Written by Mildred Wirt Benson, the two Flash Evans books were published in 1940 by Cupples & Leon, who also published her Penny Parker series, as well as her Mildred Wirt Mystery Stories for Girls series of books.  Benson had just completed her Mystery Stories for Girls, as well as her Penny Nichols series, both of which concluded in 1939, and her Trailer Stories series had finished the year prior.  Her Penny Parker series was only in its second year, with books 3 and 4 being published in 1940, and she had books published in the Nancy Drew, Dana Girls, and Kay Tracey series that year, as well.  She had not yet begun her work at the newspaper when these books were written, but her husband at the time (Asa Wirt) had been working for the Associated Press for some time (meaning Benson was no stranger to newspapers, as as evident with her Penny Parker series).  This book (and presumably the second, also) is heavy with the inner workings of a newspaper office, and for this series, particularly with photography, the technical aspects of developing photographs, and the urgency and importance of the right photos for a rushed, important headline story!
 
As far as this first story goes, it does have an overarching mystery involving various incidents that happen in the darkroom at the newspaper - Jimmy, who gains the nickname "Flash" (p. 13), faces embarrassment at every turn.
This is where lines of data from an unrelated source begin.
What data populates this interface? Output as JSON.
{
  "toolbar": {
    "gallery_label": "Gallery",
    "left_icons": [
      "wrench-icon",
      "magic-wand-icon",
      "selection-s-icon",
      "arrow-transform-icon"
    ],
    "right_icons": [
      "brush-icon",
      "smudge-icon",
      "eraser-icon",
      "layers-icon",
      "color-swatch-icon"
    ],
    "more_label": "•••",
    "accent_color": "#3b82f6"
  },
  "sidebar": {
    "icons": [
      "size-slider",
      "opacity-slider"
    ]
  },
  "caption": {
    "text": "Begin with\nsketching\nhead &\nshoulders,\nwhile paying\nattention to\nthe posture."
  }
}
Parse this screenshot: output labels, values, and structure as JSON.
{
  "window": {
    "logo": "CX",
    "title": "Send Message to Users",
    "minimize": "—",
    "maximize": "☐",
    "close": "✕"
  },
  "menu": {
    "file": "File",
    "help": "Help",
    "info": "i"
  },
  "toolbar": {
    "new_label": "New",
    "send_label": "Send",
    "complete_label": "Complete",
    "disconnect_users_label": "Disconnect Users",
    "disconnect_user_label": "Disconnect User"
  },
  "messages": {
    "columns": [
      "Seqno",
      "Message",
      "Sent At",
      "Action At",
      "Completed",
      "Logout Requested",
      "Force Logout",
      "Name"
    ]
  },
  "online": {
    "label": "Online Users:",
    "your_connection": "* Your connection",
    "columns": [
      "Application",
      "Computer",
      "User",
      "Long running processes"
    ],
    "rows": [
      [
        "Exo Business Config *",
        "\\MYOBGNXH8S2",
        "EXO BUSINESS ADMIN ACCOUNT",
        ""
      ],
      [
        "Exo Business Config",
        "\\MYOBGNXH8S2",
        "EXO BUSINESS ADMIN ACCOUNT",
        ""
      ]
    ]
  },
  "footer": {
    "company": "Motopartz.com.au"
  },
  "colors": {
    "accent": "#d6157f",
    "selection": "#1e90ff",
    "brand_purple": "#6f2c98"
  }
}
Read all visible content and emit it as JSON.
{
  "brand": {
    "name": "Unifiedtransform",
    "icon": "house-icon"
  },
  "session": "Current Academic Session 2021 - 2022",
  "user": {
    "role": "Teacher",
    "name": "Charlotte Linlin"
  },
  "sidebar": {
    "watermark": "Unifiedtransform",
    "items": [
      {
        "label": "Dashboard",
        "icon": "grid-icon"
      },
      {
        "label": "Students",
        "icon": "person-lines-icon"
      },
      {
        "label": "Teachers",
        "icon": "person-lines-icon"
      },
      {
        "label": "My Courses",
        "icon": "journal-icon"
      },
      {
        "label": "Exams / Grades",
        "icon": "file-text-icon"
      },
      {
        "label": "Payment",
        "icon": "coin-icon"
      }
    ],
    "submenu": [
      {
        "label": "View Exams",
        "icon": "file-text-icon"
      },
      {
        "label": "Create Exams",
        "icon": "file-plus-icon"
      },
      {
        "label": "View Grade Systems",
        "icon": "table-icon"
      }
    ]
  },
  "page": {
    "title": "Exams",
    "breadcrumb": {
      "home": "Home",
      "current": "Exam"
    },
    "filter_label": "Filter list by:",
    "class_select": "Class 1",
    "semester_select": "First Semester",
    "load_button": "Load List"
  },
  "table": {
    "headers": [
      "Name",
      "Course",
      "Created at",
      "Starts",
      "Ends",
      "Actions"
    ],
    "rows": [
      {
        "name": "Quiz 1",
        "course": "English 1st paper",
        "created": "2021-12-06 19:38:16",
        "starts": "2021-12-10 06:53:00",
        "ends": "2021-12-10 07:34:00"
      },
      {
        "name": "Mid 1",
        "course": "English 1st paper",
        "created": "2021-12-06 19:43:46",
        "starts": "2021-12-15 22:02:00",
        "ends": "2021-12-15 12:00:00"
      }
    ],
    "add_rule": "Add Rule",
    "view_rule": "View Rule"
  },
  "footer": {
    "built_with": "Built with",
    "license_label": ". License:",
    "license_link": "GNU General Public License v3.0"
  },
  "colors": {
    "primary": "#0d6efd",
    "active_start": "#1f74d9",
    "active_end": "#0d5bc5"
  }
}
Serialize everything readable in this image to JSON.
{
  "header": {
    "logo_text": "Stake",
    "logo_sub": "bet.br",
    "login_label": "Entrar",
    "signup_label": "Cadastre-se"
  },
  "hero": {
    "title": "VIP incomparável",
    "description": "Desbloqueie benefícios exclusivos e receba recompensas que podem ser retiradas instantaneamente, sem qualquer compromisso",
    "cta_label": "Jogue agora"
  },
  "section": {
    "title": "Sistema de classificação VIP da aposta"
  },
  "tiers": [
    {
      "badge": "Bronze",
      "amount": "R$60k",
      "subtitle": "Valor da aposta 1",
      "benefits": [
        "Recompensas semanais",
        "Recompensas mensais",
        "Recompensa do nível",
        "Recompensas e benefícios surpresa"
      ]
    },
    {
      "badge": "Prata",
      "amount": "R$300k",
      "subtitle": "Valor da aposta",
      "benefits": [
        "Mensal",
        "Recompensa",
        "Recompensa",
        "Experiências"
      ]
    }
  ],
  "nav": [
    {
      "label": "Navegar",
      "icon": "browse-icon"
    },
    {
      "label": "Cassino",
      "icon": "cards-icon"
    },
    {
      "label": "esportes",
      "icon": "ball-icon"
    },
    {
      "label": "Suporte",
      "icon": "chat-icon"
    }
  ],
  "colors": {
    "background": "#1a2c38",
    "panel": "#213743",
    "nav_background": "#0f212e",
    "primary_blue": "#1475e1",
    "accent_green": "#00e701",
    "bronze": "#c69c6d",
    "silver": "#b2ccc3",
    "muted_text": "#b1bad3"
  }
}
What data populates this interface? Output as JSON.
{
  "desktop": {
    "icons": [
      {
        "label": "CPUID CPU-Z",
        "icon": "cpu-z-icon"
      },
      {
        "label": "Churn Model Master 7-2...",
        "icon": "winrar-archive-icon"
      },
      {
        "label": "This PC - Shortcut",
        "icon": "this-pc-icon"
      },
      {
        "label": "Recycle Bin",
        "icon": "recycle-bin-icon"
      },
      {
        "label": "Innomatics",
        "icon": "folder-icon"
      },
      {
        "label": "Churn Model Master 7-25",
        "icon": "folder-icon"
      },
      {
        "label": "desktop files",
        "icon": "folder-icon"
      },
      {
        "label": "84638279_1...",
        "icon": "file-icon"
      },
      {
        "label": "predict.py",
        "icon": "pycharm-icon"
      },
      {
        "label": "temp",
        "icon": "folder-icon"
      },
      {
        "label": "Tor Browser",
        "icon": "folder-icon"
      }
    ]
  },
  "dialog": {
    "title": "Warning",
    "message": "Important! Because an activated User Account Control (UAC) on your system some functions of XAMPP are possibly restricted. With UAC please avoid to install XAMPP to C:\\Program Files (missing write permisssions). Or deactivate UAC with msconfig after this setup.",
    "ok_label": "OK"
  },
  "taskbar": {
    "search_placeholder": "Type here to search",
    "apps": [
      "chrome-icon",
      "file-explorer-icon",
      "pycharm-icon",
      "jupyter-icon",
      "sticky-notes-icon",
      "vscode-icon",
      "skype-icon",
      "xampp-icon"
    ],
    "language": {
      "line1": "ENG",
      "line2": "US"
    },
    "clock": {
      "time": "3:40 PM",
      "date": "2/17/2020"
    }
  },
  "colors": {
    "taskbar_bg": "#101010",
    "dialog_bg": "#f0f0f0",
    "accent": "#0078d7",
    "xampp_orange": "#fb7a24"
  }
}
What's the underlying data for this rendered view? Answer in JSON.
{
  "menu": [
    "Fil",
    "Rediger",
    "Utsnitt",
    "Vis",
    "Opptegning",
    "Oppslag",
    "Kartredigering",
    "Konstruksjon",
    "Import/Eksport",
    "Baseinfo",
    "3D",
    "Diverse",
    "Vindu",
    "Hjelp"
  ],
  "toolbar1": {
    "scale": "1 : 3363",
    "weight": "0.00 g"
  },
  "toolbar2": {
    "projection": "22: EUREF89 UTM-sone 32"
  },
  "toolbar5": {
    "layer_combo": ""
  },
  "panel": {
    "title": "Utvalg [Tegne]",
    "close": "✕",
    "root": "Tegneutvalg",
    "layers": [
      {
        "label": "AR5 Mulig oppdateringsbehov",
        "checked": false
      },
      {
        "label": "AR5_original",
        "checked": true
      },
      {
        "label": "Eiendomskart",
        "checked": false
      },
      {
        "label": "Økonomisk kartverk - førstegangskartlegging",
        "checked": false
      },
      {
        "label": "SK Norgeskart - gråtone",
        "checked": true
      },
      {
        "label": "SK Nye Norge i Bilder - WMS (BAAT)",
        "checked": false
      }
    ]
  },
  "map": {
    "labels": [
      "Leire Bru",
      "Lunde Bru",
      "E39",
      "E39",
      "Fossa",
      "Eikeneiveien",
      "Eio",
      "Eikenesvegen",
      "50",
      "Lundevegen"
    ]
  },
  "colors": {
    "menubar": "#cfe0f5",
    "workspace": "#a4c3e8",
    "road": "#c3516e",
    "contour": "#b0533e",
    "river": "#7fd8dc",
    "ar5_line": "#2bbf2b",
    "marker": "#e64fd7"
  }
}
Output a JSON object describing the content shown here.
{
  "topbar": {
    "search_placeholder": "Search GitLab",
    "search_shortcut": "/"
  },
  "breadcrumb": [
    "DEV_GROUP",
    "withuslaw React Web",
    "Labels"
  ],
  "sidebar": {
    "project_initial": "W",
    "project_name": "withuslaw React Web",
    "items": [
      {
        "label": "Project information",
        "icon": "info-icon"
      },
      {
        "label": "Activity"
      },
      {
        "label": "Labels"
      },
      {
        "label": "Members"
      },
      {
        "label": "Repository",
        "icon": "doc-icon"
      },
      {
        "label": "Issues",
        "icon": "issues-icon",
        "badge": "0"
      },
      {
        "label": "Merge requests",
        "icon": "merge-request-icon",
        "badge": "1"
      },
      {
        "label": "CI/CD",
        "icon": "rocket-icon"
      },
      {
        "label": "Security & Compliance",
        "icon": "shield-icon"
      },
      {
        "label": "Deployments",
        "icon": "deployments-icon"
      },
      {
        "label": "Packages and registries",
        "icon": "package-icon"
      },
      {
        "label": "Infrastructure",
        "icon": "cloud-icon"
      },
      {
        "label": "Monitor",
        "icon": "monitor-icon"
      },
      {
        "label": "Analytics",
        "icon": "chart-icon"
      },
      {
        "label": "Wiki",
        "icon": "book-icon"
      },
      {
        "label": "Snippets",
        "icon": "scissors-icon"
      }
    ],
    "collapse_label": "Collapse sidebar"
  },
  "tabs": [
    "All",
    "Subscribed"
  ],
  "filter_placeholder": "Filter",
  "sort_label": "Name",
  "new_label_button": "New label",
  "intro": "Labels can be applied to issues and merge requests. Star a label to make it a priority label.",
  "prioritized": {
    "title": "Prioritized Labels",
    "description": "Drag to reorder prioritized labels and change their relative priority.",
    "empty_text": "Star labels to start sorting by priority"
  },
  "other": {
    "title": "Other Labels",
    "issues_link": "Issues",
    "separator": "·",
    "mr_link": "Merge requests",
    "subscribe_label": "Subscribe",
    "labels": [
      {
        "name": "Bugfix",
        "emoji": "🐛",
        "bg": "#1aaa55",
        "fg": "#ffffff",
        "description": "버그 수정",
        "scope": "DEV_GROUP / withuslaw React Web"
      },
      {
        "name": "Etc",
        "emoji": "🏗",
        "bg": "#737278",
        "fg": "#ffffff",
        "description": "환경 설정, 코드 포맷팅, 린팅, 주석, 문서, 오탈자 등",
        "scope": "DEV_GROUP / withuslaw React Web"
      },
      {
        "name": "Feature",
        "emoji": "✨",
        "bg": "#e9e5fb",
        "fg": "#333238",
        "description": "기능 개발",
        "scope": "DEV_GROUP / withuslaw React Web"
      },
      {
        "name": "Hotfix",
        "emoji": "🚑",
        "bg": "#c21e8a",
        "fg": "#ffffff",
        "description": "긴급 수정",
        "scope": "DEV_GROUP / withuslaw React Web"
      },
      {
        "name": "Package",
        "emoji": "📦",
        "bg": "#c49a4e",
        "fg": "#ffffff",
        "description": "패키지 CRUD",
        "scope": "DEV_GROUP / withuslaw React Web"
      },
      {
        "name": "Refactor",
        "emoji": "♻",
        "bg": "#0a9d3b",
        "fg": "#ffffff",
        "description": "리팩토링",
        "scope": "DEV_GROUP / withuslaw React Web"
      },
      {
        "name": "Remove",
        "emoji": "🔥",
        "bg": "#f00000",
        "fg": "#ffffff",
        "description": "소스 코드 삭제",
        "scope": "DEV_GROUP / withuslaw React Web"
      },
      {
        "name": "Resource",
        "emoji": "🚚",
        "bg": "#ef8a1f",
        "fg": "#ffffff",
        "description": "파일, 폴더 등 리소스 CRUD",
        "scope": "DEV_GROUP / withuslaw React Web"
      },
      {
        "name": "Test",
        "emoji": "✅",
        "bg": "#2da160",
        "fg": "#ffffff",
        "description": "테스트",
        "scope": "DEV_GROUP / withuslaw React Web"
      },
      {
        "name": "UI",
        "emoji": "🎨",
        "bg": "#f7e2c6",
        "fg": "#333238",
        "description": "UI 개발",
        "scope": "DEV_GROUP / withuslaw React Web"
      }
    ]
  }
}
First, some photographs he is developing are damages by a wrong mix of chemicals; then, some photographs he takes of a fire disappear from the editor's desk.  Then, while he is developing an extremely important photo of some criminals he caught in the act trying to burn down a warehouse, Jimmy a/k/a Flash is knocked unconscious and his photos are stolen, getting him in trouble with both the police and his editor. His immediate reaction is to suspect his boss, Fred Orris, who has made it clear from the beginning that he disliked young Flash.  But, as the story progresses, he learns it is wrong to make assumptions about people, and it turns out that a very unlikely person was hiding a secret grudge against Flash, which resulted in all these actions.
 
Alongside this mystery, Benson fills in this book with a number of vignetttes - saving a man from a burning building (which is depicted in the frontis piece), fighting a competing photographer for photos from an out-of-state airline crash, saving a man from an insurance scam racket, flying out to a sinking ocean liner for daring photographs, and several other adventures that allows Flash to prove his worth over and over.  A couple of these scenes appear on the cover art (the burning apartment building and the sinking ocean liner).  Benson knows how to write fast-paced, exciting stories that keep the reader engaged, turning page after page to see what is going to happen next.  Benson's self-created stories are, for the most part, a far cry better than those she wrote based on outlines from others.
 
One can only assume Benson used the "Frank Bell" pseudonym for this series so that a boys' series was written by a "male" author (similar to how male authors used female pseudonyms when they wrote girls' series books). This, of course, is only one of several pseudonyms that Benson used when writing her own stories - including Joan Clark (the Penny Nichols series), Don Palmer (the Boy Scout Explorer series), and Dorothy West (the Dot and Dash series).
 
While I am not normally a fan of boys series, this book is a great opening story for a series, and it's a shame the Flash Evans series only lasted two books.  I am curious to see how the second book compares with this one.
 
RATING:   9 shattered photo plates out of 10 for a fun new character and an action packed new series about a newspaper photographer in the 1940s!